Notice how misty/rainy/crappy the weather looks outside. Kind of like a typical day in the Midwest between November and March.  But with a setup like this, who cares? Your athletes can throw from a dry, covered ring and still know how far their attempts are traveling, which is a distinct advantage over throwing into a net.

Here is a closeup look at the end of the field house where Jerry’s rings will be located:

Two of those rings will be like the ones in those videos, where the athletes will be able to throw from inside the field house onto…

…these outdoor throwing fields.

What makes the Michigan facility potentially better than the German training centers will be the ability to throw the javelin from indoors to out as well. Notice on those blueprints that an extended straightaway from the practice track ends just short of the throwing rings. Jav throwers will be able to use that section of the track as a runway while launching the spear out onto the grass.
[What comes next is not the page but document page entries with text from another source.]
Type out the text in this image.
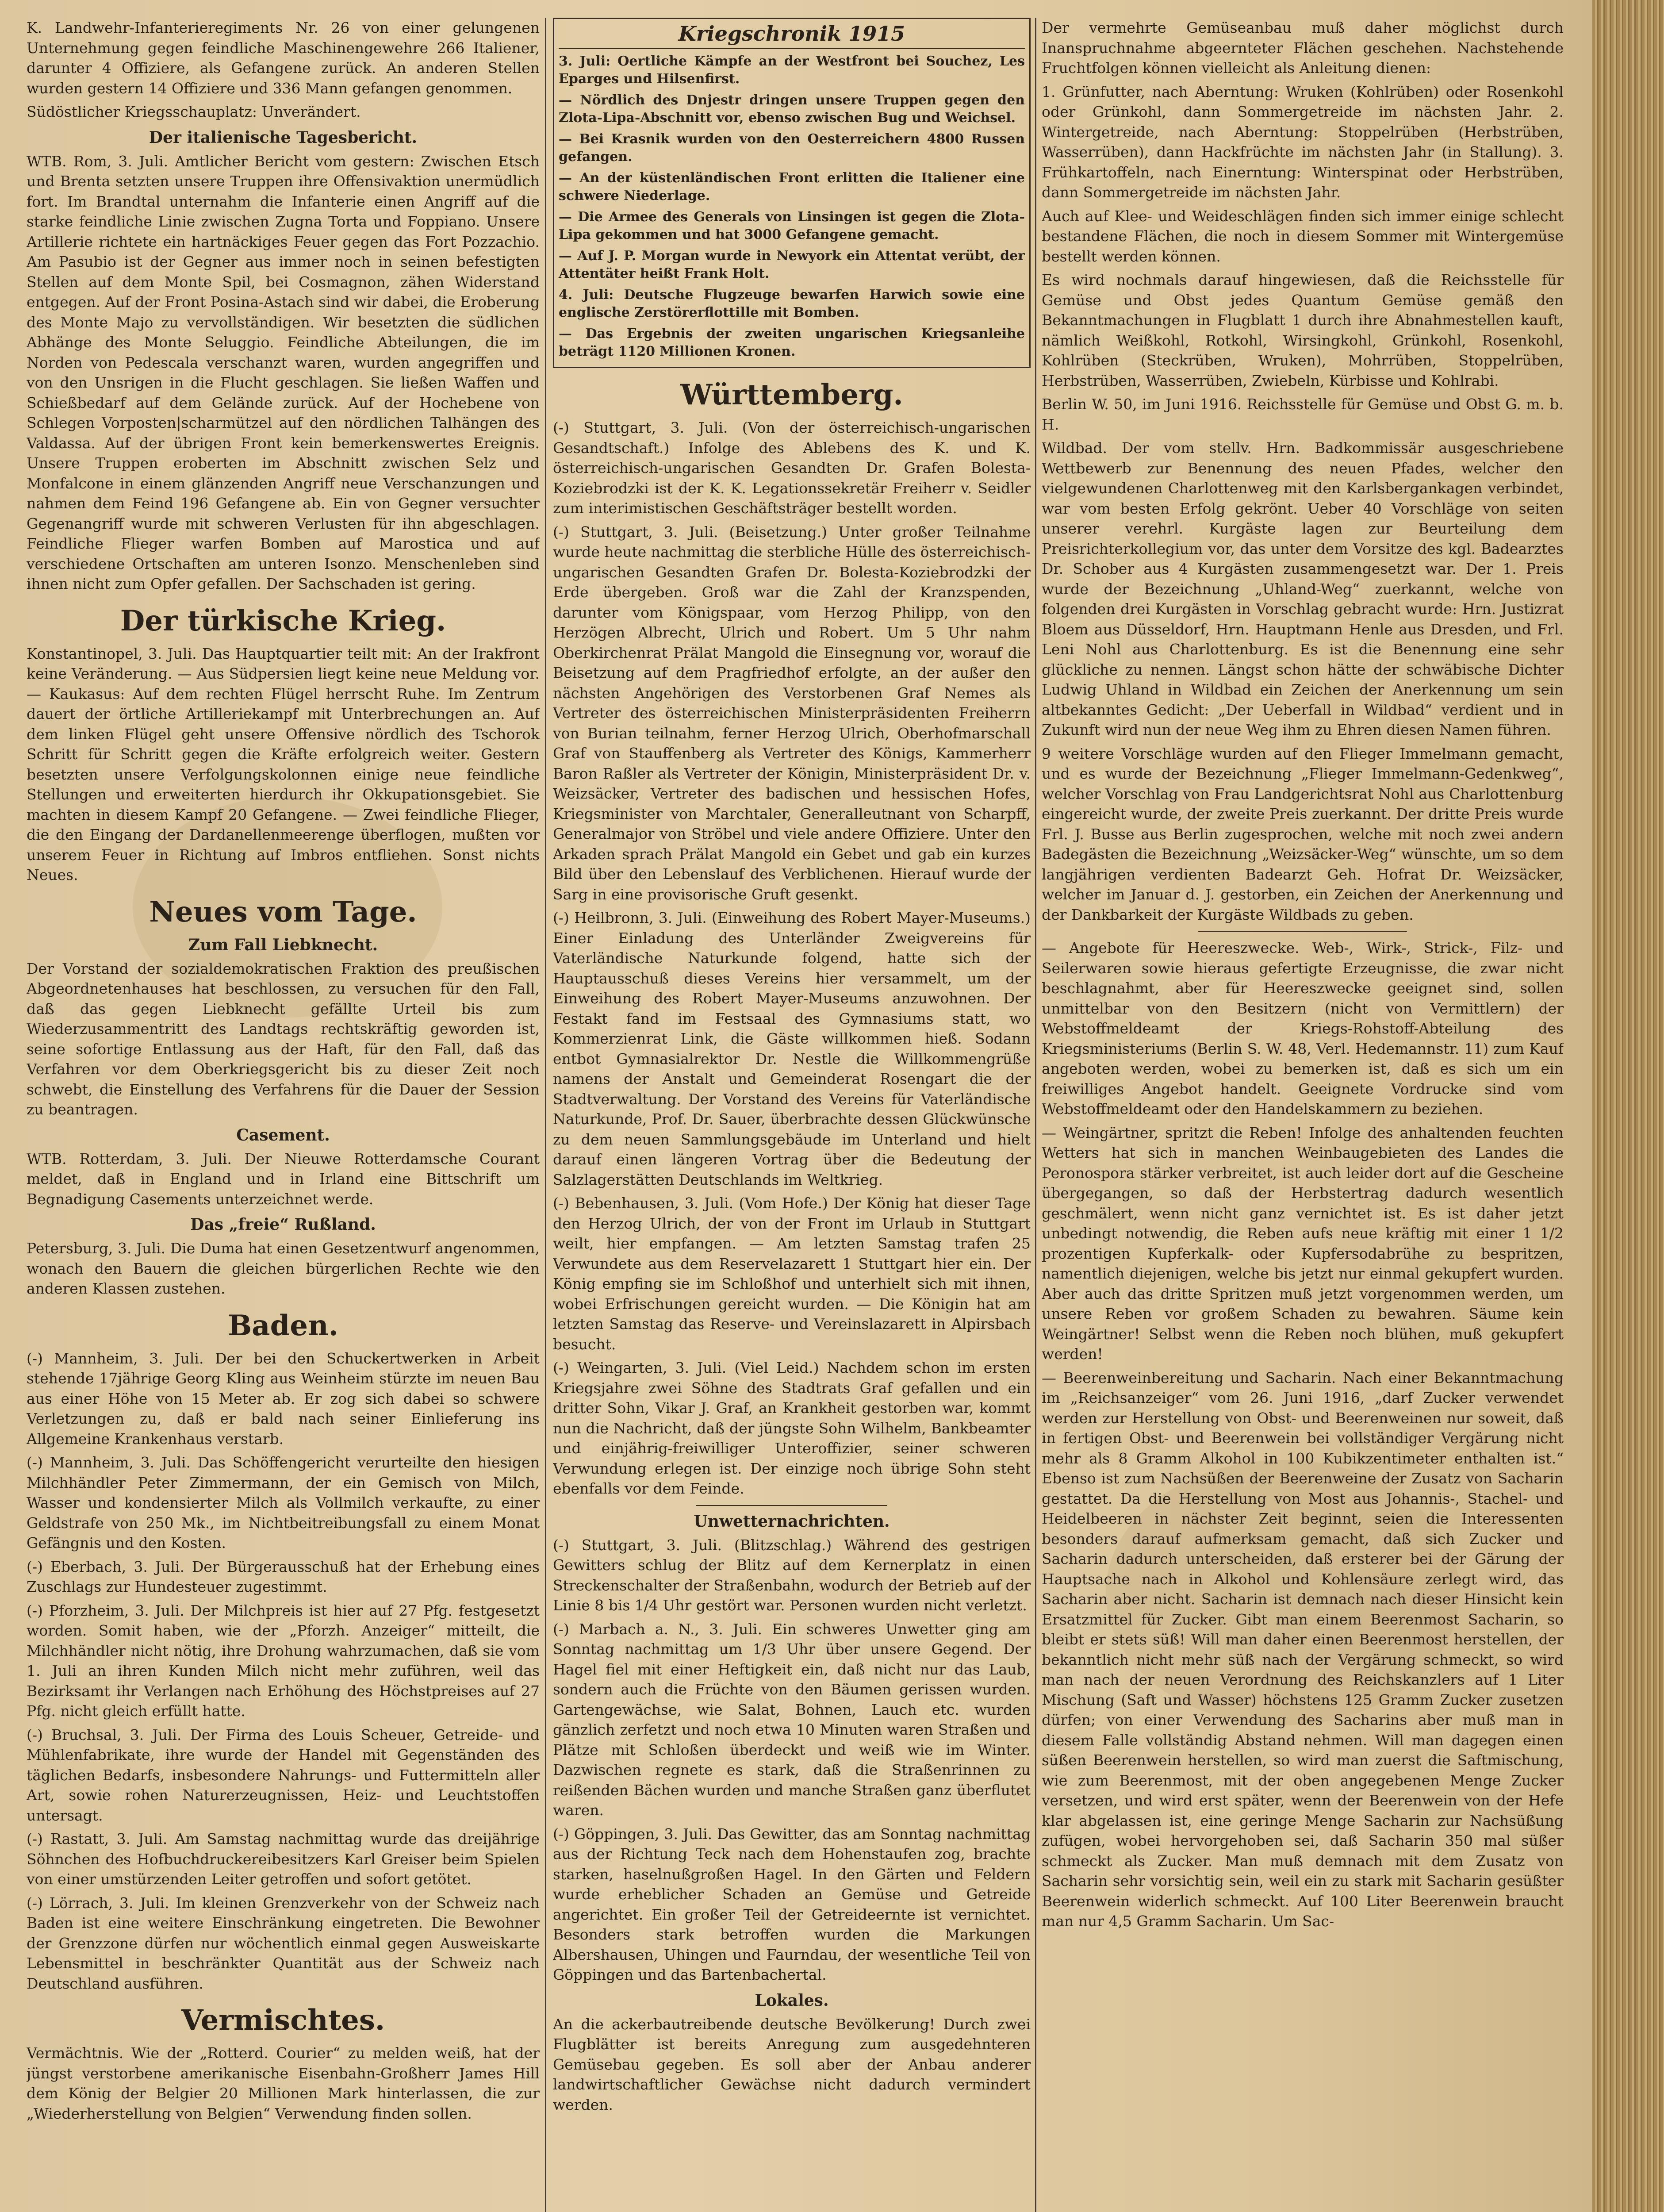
K. Landwehr-Infanterieregiments Nr. 26 von einer gelungenen Unternehmung gegen feindliche Maschinengewehre 266 Italiener, darunter 4 Offiziere, als Gefangene zurück. An anderen Stellen wurden gestern 14 Offiziere und 336 Mann gefangen genommen.

Südöstlicher Kriegsschauplatz: Unverändert.

Der italienische Tagesbericht.

WTB. Rom, 3. Juli. Amtlicher Bericht vom gestern: Zwischen Etsch und Brenta setzten unsere Truppen ihre Offensivaktion unermüdlich fort. Im Brandtal unternahm die Infanterie einen Angriff auf die starke feindliche Linie zwischen Zugna Torta und Foppiano. Unsere Artillerie richtete ein hartnäckiges Feuer gegen das Fort Pozzachio. Am Pasubio ist der Gegner aus immer noch in seinen befestigten Stellen auf dem Monte Spil, bei Cosmagnon, zähen Widerstand entgegen. Auf der Front Posina-Astach sind wir dabei, die Eroberung des Monte Majo zu vervollständigen. Wir besetzten die südlichen Abhänge des Monte Seluggio. Feindliche Abteilungen, die im Norden von Pedescala verschanzt waren, wurden angegriffen und von den Unsrigen in die Flucht geschlagen. Sie ließen Waffen und Schießbedarf auf dem Gelände zurück. Auf der Hochebene von Schlegen Vorposten|scharmützel auf den nördlichen Talhängen des Valdassa. Auf der übrigen Front kein bemerkenswertes Ereignis. Unsere Truppen eroberten im Abschnitt zwischen Selz und Monfalcone in einem glänzenden Angriff neue Verschanzungen und nahmen dem Feind 196 Gefangene ab. Ein von Gegner versuchter Gegenangriff wurde mit schweren Verlusten für ihn abgeschlagen. Feindliche Flieger warfen Bomben auf Marostica und auf verschiedene Ortschaften am unteren Isonzo. Menschenleben sind ihnen nicht zum Opfer gefallen. Der Sachschaden ist gering.

Der türkische Krieg.

Konstantinopel, 3. Juli. Das Hauptquartier teilt mit: An der Irakfront keine Veränderung. — Aus Südpersien liegt keine neue Meldung vor. — Kaukasus: Auf dem rechten Flügel herrscht Ruhe. Im Zentrum dauert der örtliche Artilleriekampf mit Unterbrechungen an. Auf dem linken Flügel geht unsere Offensive nördlich des Tschorok Schritt für Schritt gegen die Kräfte erfolgreich weiter. Gestern besetzten unsere Verfolgungskolonnen einige neue feindliche Stellungen und erweiterten hierdurch ihr Okkupationsgebiet. Sie machten in diesem Kampf 20 Gefangene. — Zwei feindliche Flieger, die den Eingang der Dardanellenmeerenge überflogen, mußten vor unserem Feuer in Richtung auf Imbros entfliehen. Sonst nichts Neues.

Neues vom Tage.
Zum Fall Liebknecht.

Der Vorstand der sozialdemokratischen Fraktion des preußischen Abgeordnetenhauses hat beschlossen, zu versuchen für den Fall, daß das gegen Liebknecht gefällte Urteil bis zum Wiederzusammentritt des Landtags rechtskräftig geworden ist, seine sofortige Entlassung aus der Haft, für den Fall, daß das Verfahren vor dem Oberkriegsgericht bis zu dieser Zeit noch schwebt, die Einstellung des Verfahrens für die Dauer der Session zu beantragen.

Casement.

WTB. Rotterdam, 3. Juli. Der Nieuwe Rotterdamsche Courant meldet, daß in England und in Irland eine Bittschrift um Begnadigung Casements unterzeichnet werde.

Das „freie“ Rußland.

Petersburg, 3. Juli. Die Duma hat einen Gesetzentwurf angenommen, wonach den Bauern die gleichen bürgerlichen Rechte wie den anderen Klassen zustehen.

Baden.

(-) Mannheim, 3. Juli. Der bei den Schuckertwerken in Arbeit stehende 17jährige Georg Kling aus Weinheim stürzte im neuen Bau aus einer Höhe von 15 Meter ab. Er zog sich dabei so schwere Verletzungen zu, daß er bald nach seiner Einlieferung ins Allgemeine Krankenhaus verstarb.

(-) Mannheim, 3. Juli. Das Schöffengericht verurteilte den hiesigen Milchhändler Peter Zimmermann, der ein Gemisch von Milch, Wasser und kondensierter Milch als Vollmilch verkaufte, zu einer Geldstrafe von 250 Mk., im Nichtbeitreibungsfall zu einem Monat Gefängnis und den Kosten.

(-) Eberbach, 3. Juli. Der Bürgerausschuß hat der Erhebung eines Zuschlags zur Hundesteuer zugestimmt.

(-) Pforzheim, 3. Juli. Der Milchpreis ist hier auf 27 Pfg. festgesetzt worden. Somit haben, wie der „Pforzh. Anzeiger“ mitteilt, die Milchhändler nicht nötig, ihre Drohung wahrzumachen, daß sie vom 1. Juli an ihren Kunden Milch nicht mehr zuführen, weil das Bezirksamt ihr Verlangen nach Erhöhung des Höchstpreises auf 27 Pfg. nicht gleich erfüllt hatte.

(-) Bruchsal, 3. Juli. Der Firma des Louis Scheuer, Getreide- und Mühlenfabrikate, ihre wurde der Handel mit Gegenständen des täglichen Bedarfs, insbesondere Nahrungs- und Futtermitteln aller Art, sowie rohen Naturerzeugnissen, Heiz- und Leuchtstoffen untersagt.

(-) Rastatt, 3. Juli. Am Samstag nachmittag wurde das dreijährige Söhnchen des Hofbuchdruckereibesitzers Karl Greiser beim Spielen von einer umstürzenden Leiter getroffen und sofort getötet.

(-) Lörrach, 3. Juli. Im kleinen Grenzverkehr von der Schweiz nach Baden ist eine weitere Einschränkung eingetreten. Die Bewohner der Grenzzone dürfen nur wöchentlich einmal gegen Ausweiskarte Lebensmittel in beschränkter Quantität aus der Schweiz nach Deutschland ausführen.

Vermischtes.

Vermächtnis. Wie der „Rotterd. Courier“ zu melden weiß, hat der jüngst verstorbene amerikanische Eisenbahn-Großherr James Hill dem König der Belgier 20 Millionen Mark hinterlassen, die zur „Wiederherstellung von Belgien“ Verwendung finden sollen.

Kriegschronik 1915

3. Juli: Oertliche Kämpfe an der Westfront bei Souchez, Les Eparges und Hilsenfirst.

— Nördlich des Dnjestr dringen unsere Truppen gegen den Zlota-Lipa-Abschnitt vor, ebenso zwischen Bug und Weichsel.

— Bei Krasnik wurden von den Oesterreichern 4800 Russen gefangen.

— An der küstenländischen Front erlitten die Italiener eine schwere Niederlage.

— Die Armee des Generals von Linsingen ist gegen die Zlota-Lipa gekommen und hat 3000 Gefangene gemacht.

— Auf J. P. Morgan wurde in Newyork ein Attentat verübt, der Attentäter heißt Frank Holt.

4. Juli: Deutsche Flugzeuge bewarfen Harwich sowie eine englische Zerstörerflottille mit Bomben.

— Das Ergebnis der zweiten ungarischen Kriegsanleihe beträgt 1120 Millionen Kronen.

Württemberg.

(-) Stuttgart, 3. Juli. (Von der österreichisch-ungarischen Gesandtschaft.) Infolge des Ablebens des K. und K. österreichisch-ungarischen Gesandten Dr. Grafen Bolesta-Koziebrodzki ist der K. K. Legationssekretär Freiherr v. Seidler zum interimistischen Geschäftsträger bestellt worden.

(-) Stuttgart, 3. Juli. (Beisetzung.) Unter großer Teilnahme wurde heute nachmittag die sterbliche Hülle des österreichisch-ungarischen Gesandten Grafen Dr. Bolesta-Koziebrodzki der Erde übergeben. Groß war die Zahl der Kranzspenden, darunter vom Königspaar, vom Herzog Philipp, von den Herzögen Albrecht, Ulrich und Robert. Um 5 Uhr nahm Oberkirchenrat Prälat Mangold die Einsegnung vor, worauf die Beisetzung auf dem Pragfriedhof erfolgte, an der außer den nächsten Angehörigen des Verstorbenen Graf Nemes als Vertreter des österreichischen Ministerpräsidenten Freiherrn von Burian teilnahm, ferner Herzog Ulrich, Oberhofmarschall Graf von Stauffenberg als Vertreter des Königs, Kammerherr Baron Raßler als Vertreter der Königin, Ministerpräsident Dr. v. Weizsäcker, Vertreter des badischen und hessischen Hofes, Kriegsminister von Marchtaler, Generalleutnant von Scharpff, Generalmajor von Ströbel und viele andere Offiziere. Unter den Arkaden sprach Prälat Mangold ein Gebet und gab ein kurzes Bild über den Lebenslauf des Verblichenen. Hierauf wurde der Sarg in eine provisorische Gruft gesenkt.

(-) Heilbronn, 3. Juli. (Einweihung des Robert Mayer-Museums.) Einer Einladung des Unterländer Zweigvereins für Vaterländische Naturkunde folgend, hatte sich der Hauptausschuß dieses Vereins hier versammelt, um der Einweihung des Robert Mayer-Museums anzuwohnen. Der Festakt fand im Festsaal des Gymnasiums statt, wo Kommerzienrat Link, die Gäste willkommen hieß. Sodann entbot Gymnasialrektor Dr. Nestle die Willkommengrüße namens der Anstalt und Gemeinderat Rosengart die der Stadtverwaltung. Der Vorstand des Vereins für Vaterländische Naturkunde, Prof. Dr. Sauer, überbrachte dessen Glückwünsche zu dem neuen Sammlungsgebäude im Unterland und hielt darauf einen längeren Vortrag über die Bedeutung der Salzlagerstätten Deutschlands im Weltkrieg.

(-) Bebenhausen, 3. Juli. (Vom Hofe.) Der König hat dieser Tage den Herzog Ulrich, der von der Front im Urlaub in Stuttgart weilt, hier empfangen. — Am letzten Samstag trafen 25 Verwundete aus dem Reservelazarett 1 Stuttgart hier ein. Der König empfing sie im Schloßhof und unterhielt sich mit ihnen, wobei Erfrischungen gereicht wurden. — Die Königin hat am letzten Samstag das Reserve- und Vereinslazarett in Alpirsbach besucht.

(-) Weingarten, 3. Juli. (Viel Leid.) Nachdem schon im ersten Kriegsjahre zwei Söhne des Stadtrats Graf gefallen und ein dritter Sohn, Vikar J. Graf, an Krankheit gestorben war, kommt nun die Nachricht, daß der jüngste Sohn Wilhelm, Bankbeamter und einjährig-freiwilliger Unteroffizier, seiner schweren Verwundung erlegen ist. Der einzige noch übrige Sohn steht ebenfalls vor dem Feinde.

Unwetternachrichten.

(-) Stuttgart, 3. Juli. (Blitzschlag.) Während des gestrigen Gewitters schlug der Blitz auf dem Kernerplatz in einen Streckenschalter der Straßenbahn, wodurch der Betrieb auf der Linie 8 bis 1/4 Uhr gestört war. Personen wurden nicht verletzt.

(-) Marbach a. N., 3. Juli. Ein schweres Unwetter ging am Sonntag nachmittag um 1/3 Uhr über unsere Gegend. Der Hagel fiel mit einer Heftigkeit ein, daß nicht nur das Laub, sondern auch die Früchte von den Bäumen gerissen wurden. Gartengewächse, wie Salat, Bohnen, Lauch etc. wurden gänzlich zerfetzt und noch etwa 10 Minuten waren Straßen und Plätze mit Schloßen überdeckt und weiß wie im Winter. Dazwischen regnete es stark, daß die Straßenrinnen zu reißenden Bächen wurden und manche Straßen ganz überflutet waren.

(-) Göppingen, 3. Juli. Das Gewitter, das am Sonntag nachmittag aus der Richtung Teck nach dem Hohenstaufen zog, brachte starken, haselnußgroßen Hagel. In den Gärten und Feldern wurde erheblicher Schaden an Gemüse und Getreide angerichtet. Ein großer Teil der Getreideernte ist vernichtet. Besonders stark betroffen wurden die Markungen Albershausen, Uhingen und Faurndau, der wesentliche Teil von Göppingen und das Bartenbachertal.

Lokales.

An die ackerbautreibende deutsche Bevölkerung! Durch zwei Flugblätter ist bereits Anregung zum ausgedehnteren Gemüsebau gegeben. Es soll aber der Anbau anderer landwirtschaftlicher Gewächse nicht dadurch vermindert werden.

Der vermehrte Gemüseanbau muß daher möglichst durch Inanspruchnahme abgeernteter Flächen geschehen. Nachstehende Fruchtfolgen können vielleicht als Anleitung dienen:

1. Grünfutter, nach Aberntung: Wruken (Kohlrüben) oder Rosenkohl oder Grünkohl, dann Sommergetreide im nächsten Jahr. 2. Wintergetreide, nach Aberntung: Stoppelrüben (Herbstrüben, Wasserrüben), dann Hackfrüchte im nächsten Jahr (in Stallung). 3. Frühkartoffeln, nach Einerntung: Winterspinat oder Herbstrüben, dann Sommergetreide im nächsten Jahr.

Auch auf Klee- und Weideschlägen finden sich immer einige schlecht bestandene Flächen, die noch in diesem Sommer mit Wintergemüse bestellt werden können.

Es wird nochmals darauf hingewiesen, daß die Reichsstelle für Gemüse und Obst jedes Quantum Gemüse gemäß den Bekanntmachungen in Flugblatt 1 durch ihre Abnahmestellen kauft, nämlich Weißkohl, Rotkohl, Wirsingkohl, Grünkohl, Rosenkohl, Kohlrüben (Steckrüben, Wruken), Mohrrüben, Stoppelrüben, Herbstrüben, Wasserrüben, Zwiebeln, Kürbisse und Kohlrabi.

Berlin W. 50, im Juni 1916. Reichsstelle für Gemüse und Obst G. m. b. H.

Wildbad. Der vom stellv. Hrn. Badkommissär ausgeschriebene Wettbewerb zur Benennung des neuen Pfades, welcher den vielgewundenen Charlottenweg mit den Karlsbergankagen verbindet, war vom besten Erfolg gekrönt. Ueber 40 Vorschläge von seiten unserer verehrl. Kurgäste lagen zur Beurteilung dem Preisrichterkollegium vor, das unter dem Vorsitze des kgl. Badearztes Dr. Schober aus 4 Kurgästen zusammengesetzt war. Der 1. Preis wurde der Bezeichnung „Uhland-Weg“ zuerkannt, welche von folgenden drei Kurgästen in Vorschlag gebracht wurde: Hrn. Justizrat Bloem aus Düsseldorf, Hrn. Hauptmann Henle aus Dresden, und Frl. Leni Nohl aus Charlottenburg. Es ist die Benennung eine sehr glückliche zu nennen. Längst schon hätte der schwäbische Dichter Ludwig Uhland in Wildbad ein Zeichen der Anerkennung um sein altbekanntes Gedicht: „Der Ueberfall in Wildbad“ verdient und in Zukunft wird nun der neue Weg ihm zu Ehren diesen Namen führen.

9 weitere Vorschläge wurden auf den Flieger Immelmann gemacht, und es wurde der Bezeichnung „Flieger Immelmann-Gedenkweg“, welcher Vorschlag von Frau Landgerichtsrat Nohl aus Charlottenburg eingereicht wurde, der zweite Preis zuerkannt. Der dritte Preis wurde Frl. J. Busse aus Berlin zugesprochen, welche mit noch zwei andern Badegästen die Bezeichnung „Weizsäcker-Weg“ wünschte, um so dem langjährigen verdienten Badearzt Geh. Hofrat Dr. Weizsäcker, welcher im Januar d. J. gestorben, ein Zeichen der Anerkennung und der Dankbarkeit der Kurgäste Wildbads zu geben.

— Angebote für Heereszwecke. Web-, Wirk-, Strick-, Filz- und Seilerwaren sowie hieraus gefertigte Erzeugnisse, die zwar nicht beschlagnahmt, aber für Heereszwecke geeignet sind, sollen unmittelbar von den Besitzern (nicht von Vermittlern) der Webstoffmeldeamt der Kriegs-Rohstoff-Abteilung des Kriegsministeriums (Berlin S. W. 48, Verl. Hedemannstr. 11) zum Kauf angeboten werden, wobei zu bemerken ist, daß es sich um ein freiwilliges Angebot handelt. Geeignete Vordrucke sind vom Webstoffmeldeamt oder den Handelskammern zu beziehen.

— Weingärtner, spritzt die Reben! Infolge des anhaltenden feuchten Wetters hat sich in manchen Weinbaugebieten des Landes die Peronospora stärker verbreitet, ist auch leider dort auf die Gescheine übergegangen, so daß der Herbstertrag dadurch wesentlich geschmälert, wenn nicht ganz vernichtet ist. Es ist daher jetzt unbedingt notwendig, die Reben aufs neue kräftig mit einer 1 1/2 prozentigen Kupferkalk- oder Kupfersodabrühe zu bespritzen, namentlich diejenigen, welche bis jetzt nur einmal gekupfert wurden. Aber auch das dritte Spritzen muß jetzt vorgenommen werden, um unsere Reben vor großem Schaden zu bewahren. Säume kein Weingärtner! Selbst wenn die Reben noch blühen, muß gekupfert werden!

— Beerenweinbereitung und Sacharin. Nach einer Bekanntmachung im „Reichsanzeiger“ vom 26. Juni 1916, „darf Zucker verwendet werden zur Herstellung von Obst- und Beerenweinen nur soweit, daß in fertigen Obst- und Beerenwein bei vollständiger Vergärung nicht mehr als 8 Gramm Alkohol in 100 Kubikzentimeter enthalten ist.“ Ebenso ist zum Nachsüßen der Beerenweine der Zusatz von Sacharin gestattet. Da die Herstellung von Most aus Johannis-, Stachel- und Heidelbeeren in nächster Zeit beginnt, seien die Interessenten besonders darauf aufmerksam gemacht, daß sich Zucker und Sacharin dadurch unterscheiden, daß ersterer bei der Gärung der Hauptsache nach in Alkohol und Kohlensäure zerlegt wird, das Sacharin aber nicht. Sacharin ist demnach nach dieser Hinsicht kein Ersatzmittel für Zucker. Gibt man einem Beerenmost Sacharin, so bleibt er stets süß! Will man daher einen Beerenmost herstellen, der bekanntlich nicht mehr süß nach der Vergärung schmeckt, so wird man nach der neuen Verordnung des Reichskanzlers auf 1 Liter Mischung (Saft und Wasser) höchstens 125 Gramm Zucker zusetzen dürfen; von einer Verwendung des Sacharins aber muß man in diesem Falle vollständig Abstand nehmen. Will man dagegen einen süßen Beerenwein herstellen, so wird man zuerst die Saftmischung, wie zum Beerenmost, mit der oben angegebenen Menge Zucker versetzen, und wird erst später, wenn der Beerenwein von der Hefe klar abgelassen ist, eine geringe Menge Sacharin zur Nachsüßung zufügen, wobei hervorgehoben sei, daß Sacharin 350 mal süßer schmeckt als Zucker. Man muß demnach mit dem Zusatz von Sacharin sehr vorsichtig sein, weil ein zu stark mit Sacharin gesüßter Beerenwein widerlich schmeckt. Auf 100 Liter Beerenwein braucht man nur 4,5 Gramm Sacharin. Um Sac-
One more aspect of the Michigan facility bears mention, though it does not pertain strictly to the throws.

As much as I love the sport of track and field, I  think I can speak for most coaches, athletes and fans when I say that sometimes meets, especially indoor meets, can drag on a bit too long, A lot too long when you have a field of elite pole vaulters.

Jerry has sought to remedy that situation by setting up his new facility so that not only can the weight, shot, and  high jump be run concurrently, but so can two long jump and two (Thank you, Jesus!) pole vault runways.

The facility is set to open in January, 2018, with a quad featuring Michigan, Notre Dame, Ohio State and Michigan State. Jerry predicts that meet can be completed in two hours.

He is also trying to put together a Big 10 v. ACC challenge featuring at least nine teams, which he believes will take no more than five hours, start to finish.

And speaking of making track and field more fan-friendly, Jerry also designed the new facility to allow live streaming of practices and competitions.

“I made sure they put the conduit in, and also put in  locations for cameras, with a toggle switch in a control room so you can cover the meet live.  The parents will be able to sit at home and watch. That’s the direction that track needs to go. We need to get it out to more alumni, fans and parents. We will have to purchase the cameras later, but when we do the facility will be ready for it.”

Whatever they end up calling this new athletic complex, kudos to Jerry for envisioning a cutting-edge venue that will provide a great track and field experience for coaches, athletes, and spectators.

And kudos to the Michigan administration for hiring a coach with vast experience in his sport and then trusting his advice.

Maybe they should call it the Palace of Miracles.